The Housing Market Predicts A Slow Down In The Economy

The Housing Market Predicts A Slow Down In The Economy

 In Blog, Tips for Real Estate

The housing market can be dictated on the current state of the economy. What we mean by this is that it can all depend on if this is currently a buyer’s or seller’s market. At often times, the housing market effects the state of the economy. This is why analysts from the economy study closely the housing market. Dictating this can also predict and help others prepare for a recession if need be.

Now, one critical clue from the housing market has emerged to suggest economic growth is likely to decline in single-family households.


What we are really trying to say is that construction activity appears to be slowing.


Existing housing maintenance and remodeling work is also down, continuing on a sufficient decline. Maintenance work is also down 5.53% this year, while remodeling work was down 10.07%.


Interestingly enough, some cities are defying national trends, posting increases in new construction and maintenance in February.


Those cities are; Dallas, New York City, Chicago and Washington, D.C., saw activity in new construction and maintenance rise.


Experts say Chicago saw the greatest increases, with new construction up 60.15% and maintenance up 19.51%, which the report said could be a result of the city’s strategic 5-year housing plan to solve affordability problems.



BuildFax CEO Holly Tachovsky said that the performance of these indicators over the next several months will be key to determining the overall impact on the economy.


“There have been persistent declines across key housing indicators for four consecutive months.

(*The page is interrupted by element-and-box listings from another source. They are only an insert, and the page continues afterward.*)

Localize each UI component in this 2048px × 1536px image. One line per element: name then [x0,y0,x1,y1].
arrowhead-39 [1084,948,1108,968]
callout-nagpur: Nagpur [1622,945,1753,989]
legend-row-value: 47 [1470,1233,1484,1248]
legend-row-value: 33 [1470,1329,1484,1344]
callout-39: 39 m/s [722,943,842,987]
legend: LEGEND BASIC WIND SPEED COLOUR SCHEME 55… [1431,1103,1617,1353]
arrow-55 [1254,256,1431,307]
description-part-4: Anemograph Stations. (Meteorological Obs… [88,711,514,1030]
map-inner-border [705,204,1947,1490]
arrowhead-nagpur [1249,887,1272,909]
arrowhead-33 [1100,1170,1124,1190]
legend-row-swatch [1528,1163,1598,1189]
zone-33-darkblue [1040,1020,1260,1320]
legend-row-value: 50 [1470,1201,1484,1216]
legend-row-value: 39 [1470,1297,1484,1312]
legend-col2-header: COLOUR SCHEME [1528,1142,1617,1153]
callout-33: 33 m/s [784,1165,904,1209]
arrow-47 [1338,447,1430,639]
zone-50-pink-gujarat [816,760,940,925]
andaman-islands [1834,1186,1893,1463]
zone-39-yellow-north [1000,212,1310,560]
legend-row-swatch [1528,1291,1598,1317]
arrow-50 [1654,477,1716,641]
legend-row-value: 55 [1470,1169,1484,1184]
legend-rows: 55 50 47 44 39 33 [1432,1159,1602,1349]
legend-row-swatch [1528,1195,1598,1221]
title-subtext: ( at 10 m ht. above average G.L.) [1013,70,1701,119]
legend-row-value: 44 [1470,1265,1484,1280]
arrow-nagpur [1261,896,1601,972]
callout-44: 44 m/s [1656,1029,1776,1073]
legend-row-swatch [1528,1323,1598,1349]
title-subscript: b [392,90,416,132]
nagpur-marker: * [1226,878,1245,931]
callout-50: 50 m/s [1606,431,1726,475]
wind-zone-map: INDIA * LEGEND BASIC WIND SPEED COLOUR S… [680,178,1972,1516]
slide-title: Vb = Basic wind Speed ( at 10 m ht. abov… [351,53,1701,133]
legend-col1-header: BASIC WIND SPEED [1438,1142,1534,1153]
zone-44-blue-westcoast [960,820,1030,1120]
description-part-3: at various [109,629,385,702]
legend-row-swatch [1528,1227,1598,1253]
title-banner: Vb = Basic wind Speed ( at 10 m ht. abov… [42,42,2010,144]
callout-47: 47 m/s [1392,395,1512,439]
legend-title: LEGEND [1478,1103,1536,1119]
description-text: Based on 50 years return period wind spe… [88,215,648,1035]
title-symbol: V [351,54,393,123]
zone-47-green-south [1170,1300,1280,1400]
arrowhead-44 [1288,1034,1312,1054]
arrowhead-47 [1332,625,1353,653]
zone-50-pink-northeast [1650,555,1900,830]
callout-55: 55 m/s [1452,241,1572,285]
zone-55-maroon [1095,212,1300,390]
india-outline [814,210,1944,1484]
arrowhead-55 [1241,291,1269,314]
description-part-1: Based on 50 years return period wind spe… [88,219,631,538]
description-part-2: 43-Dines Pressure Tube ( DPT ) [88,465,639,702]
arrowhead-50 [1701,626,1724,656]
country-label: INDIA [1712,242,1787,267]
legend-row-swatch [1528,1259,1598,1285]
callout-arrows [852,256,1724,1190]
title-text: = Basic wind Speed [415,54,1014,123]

However, we anticipate some economic relief as we head into 2019’s spring home buying season,” Tachovsky said.

“Mortgage rates have reached recent lows leading to increased potential for home sales, which is oftentimes followed by a surge in remodeling activity,” she continued. “The performance of single-family housing authorizations, maintenance and remodeling activity through this next season will shed light on whether declines in the housing market will spread to the broader economy.”